Different weed species were used, including kochia, green foxtail, false cleavers, volunteer canola and wild oats.
Various sizes of canola seed were also tested.
“The reason we wanted to do that was that by using the same species, you have the same seed shape, the same type of seed coat, the same seed structure. The only difference was seed size,” Tidemann said.
The researchers also evaluated weed seed volume, chaff volume and chaff type.
“We also looked at weed seed number, between 10 canola seeds in a five-gallon pail of chaff up to a million canola seeds in a five-gallon pail of chaff,” Tidemann said.
“Chaff volume, so running seeds through with no chaff to up to eight five-gallon pails of chaff with 10,000 canola seeds dispersed throughout. As well, as chaff type, so does it matter what kind of crop is going through in terms of controlling? Barley, canola, pea chaff were used.”
The seeds and chaff were taken to Agriculture Canada’s research centre in Lacombe for evaluation after they were run through the seed destructor. Technicians hand picked through the samples, looking for viable seeds, and then tried to germinate them.
Seed destruction improved slightly to 99 percent from 98.4 percent as the seed size increased in the canola seed size evaluation.
“Does anyone in the field care about a one percent or half percent difference? Probably not,” Tidemann said.
“Yeah, there is an impact of seed size, but in the field they are going to get really good control not matter what the seed size is.”
The weed seeds tested differently on a number of measures beyond size, but there was 97 to 98 percent control of every weed seed tested.
The impact of seed volume was affected by sample size because any seed that survived dropped the control by 10 percent when there were only 10 seeds in a five-gallon pail of chaff.
The control was 84 percent when only 10 seeds were tested, but the control was up in the 97 to 98 percent range once 100 seeds or more were tested. The control increased when a small amount of chaff volume was added.
“What might be happening in there, we don’t really know, but there is enough material in there that the seeds are getting bounced around in there more times and you end up with less seeds being viable, that’s the hypothesis,” Tidemann said.
The control also began to drop off when a high volume of chaff was run through the seed destructor, showing that there might be a point where the chaff begins to protect some of the seeds.
“Regardless, we went from just over 98 percent control to just over 99 percent control,” Tidemann said. “Probably not going to make a big difference when we get it into the field.”
There was a slight control difference between the different chaff types with canola’s chaff having the lowest control, which Tidemann said could have been caused by volunteer canola in the chaff.
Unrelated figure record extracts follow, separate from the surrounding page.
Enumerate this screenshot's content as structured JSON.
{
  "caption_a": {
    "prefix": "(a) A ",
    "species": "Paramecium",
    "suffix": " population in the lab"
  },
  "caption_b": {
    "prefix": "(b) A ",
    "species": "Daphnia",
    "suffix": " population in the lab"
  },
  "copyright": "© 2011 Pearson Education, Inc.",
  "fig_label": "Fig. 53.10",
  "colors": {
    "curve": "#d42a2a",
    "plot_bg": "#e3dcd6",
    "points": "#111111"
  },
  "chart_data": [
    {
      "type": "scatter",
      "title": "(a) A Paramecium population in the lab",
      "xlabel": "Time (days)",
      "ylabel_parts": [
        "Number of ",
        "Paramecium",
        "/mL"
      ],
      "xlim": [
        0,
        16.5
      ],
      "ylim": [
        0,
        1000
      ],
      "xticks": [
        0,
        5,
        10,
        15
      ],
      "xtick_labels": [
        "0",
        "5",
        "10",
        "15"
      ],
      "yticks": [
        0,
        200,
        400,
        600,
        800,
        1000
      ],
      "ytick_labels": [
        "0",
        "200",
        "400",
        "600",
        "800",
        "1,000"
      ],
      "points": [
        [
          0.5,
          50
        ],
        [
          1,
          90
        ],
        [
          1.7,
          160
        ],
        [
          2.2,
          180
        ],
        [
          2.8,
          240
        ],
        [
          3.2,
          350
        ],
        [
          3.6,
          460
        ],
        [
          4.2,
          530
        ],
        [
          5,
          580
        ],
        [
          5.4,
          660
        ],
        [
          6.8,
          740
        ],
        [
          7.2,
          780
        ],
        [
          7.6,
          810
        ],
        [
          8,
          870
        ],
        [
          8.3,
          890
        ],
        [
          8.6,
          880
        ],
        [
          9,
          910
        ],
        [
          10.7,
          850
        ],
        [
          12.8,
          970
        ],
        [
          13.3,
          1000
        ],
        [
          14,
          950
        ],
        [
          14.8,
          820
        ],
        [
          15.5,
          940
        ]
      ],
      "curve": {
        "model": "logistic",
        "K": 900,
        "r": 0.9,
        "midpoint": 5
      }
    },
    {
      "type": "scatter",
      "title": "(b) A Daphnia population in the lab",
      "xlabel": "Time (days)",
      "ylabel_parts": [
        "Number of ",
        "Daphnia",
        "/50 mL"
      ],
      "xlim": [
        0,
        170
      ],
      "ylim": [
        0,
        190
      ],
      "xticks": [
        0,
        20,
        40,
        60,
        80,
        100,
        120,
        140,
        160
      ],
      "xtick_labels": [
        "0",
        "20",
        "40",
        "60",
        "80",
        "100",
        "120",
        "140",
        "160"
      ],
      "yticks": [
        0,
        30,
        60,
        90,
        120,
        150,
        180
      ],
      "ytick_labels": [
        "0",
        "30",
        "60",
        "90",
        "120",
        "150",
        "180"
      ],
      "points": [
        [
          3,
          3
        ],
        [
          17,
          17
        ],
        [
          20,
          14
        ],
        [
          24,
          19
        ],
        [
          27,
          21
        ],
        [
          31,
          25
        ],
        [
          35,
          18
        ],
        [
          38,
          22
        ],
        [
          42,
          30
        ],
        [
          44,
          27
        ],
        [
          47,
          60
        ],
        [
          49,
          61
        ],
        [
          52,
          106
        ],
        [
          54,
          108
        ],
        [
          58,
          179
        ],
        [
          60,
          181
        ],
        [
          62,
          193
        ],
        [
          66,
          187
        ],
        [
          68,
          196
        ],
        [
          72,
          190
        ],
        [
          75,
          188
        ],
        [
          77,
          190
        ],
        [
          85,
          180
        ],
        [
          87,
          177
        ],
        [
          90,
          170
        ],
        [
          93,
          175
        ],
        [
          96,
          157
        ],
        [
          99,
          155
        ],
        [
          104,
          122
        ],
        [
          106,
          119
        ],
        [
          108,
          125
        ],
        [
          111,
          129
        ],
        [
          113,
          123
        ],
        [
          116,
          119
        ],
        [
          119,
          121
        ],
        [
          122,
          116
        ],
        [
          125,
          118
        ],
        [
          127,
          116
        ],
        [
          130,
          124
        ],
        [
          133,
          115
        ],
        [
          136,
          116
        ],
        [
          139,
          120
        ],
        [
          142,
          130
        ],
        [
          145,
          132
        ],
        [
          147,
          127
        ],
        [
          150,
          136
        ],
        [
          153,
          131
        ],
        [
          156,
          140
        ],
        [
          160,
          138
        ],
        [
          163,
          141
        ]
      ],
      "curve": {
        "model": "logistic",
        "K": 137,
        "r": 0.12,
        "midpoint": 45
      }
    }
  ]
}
However, the control ranged from 98 to 98.6 percent, which is high regardless of chaff type, she added.
“In summary, if you can get the seeds into the destructor, pretty much 98 percent of them are going to die,” Tidemann said.
Agriculture Canada tested a Harrington Seed Destructor that tows behind a combine, which has its own 200 horsepower power plant.
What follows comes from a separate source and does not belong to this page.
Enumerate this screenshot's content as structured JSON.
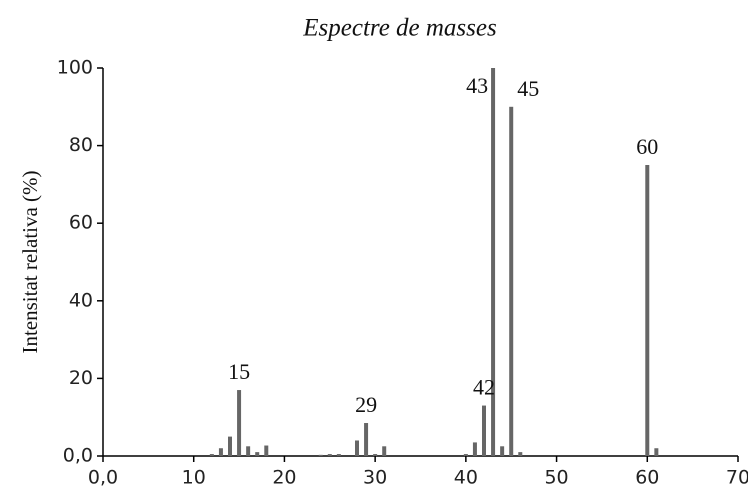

The Integrated Harrington Seed Destructor was launched in March 2016, which installs the seed smashing technology into the back of a combine as a retrofit.
However, Tidemann said it will be a challenge getting it into Canadian combines.
The Integrated Harrington Seed Destructor costs approximately $160,000, and 15 working units operated in Australia last year.
Tidemann said tests found that operators of the original machine were able to run their combines at capacity, but operators of the new version may have to slow down because it draws 60 h.p. from the combine.
“In Australia, they talk about Class 8 and Class 7 combines, and they basically say run a Class 8 combine at a Class 7 capacity once you integrate the seed destructor into it.”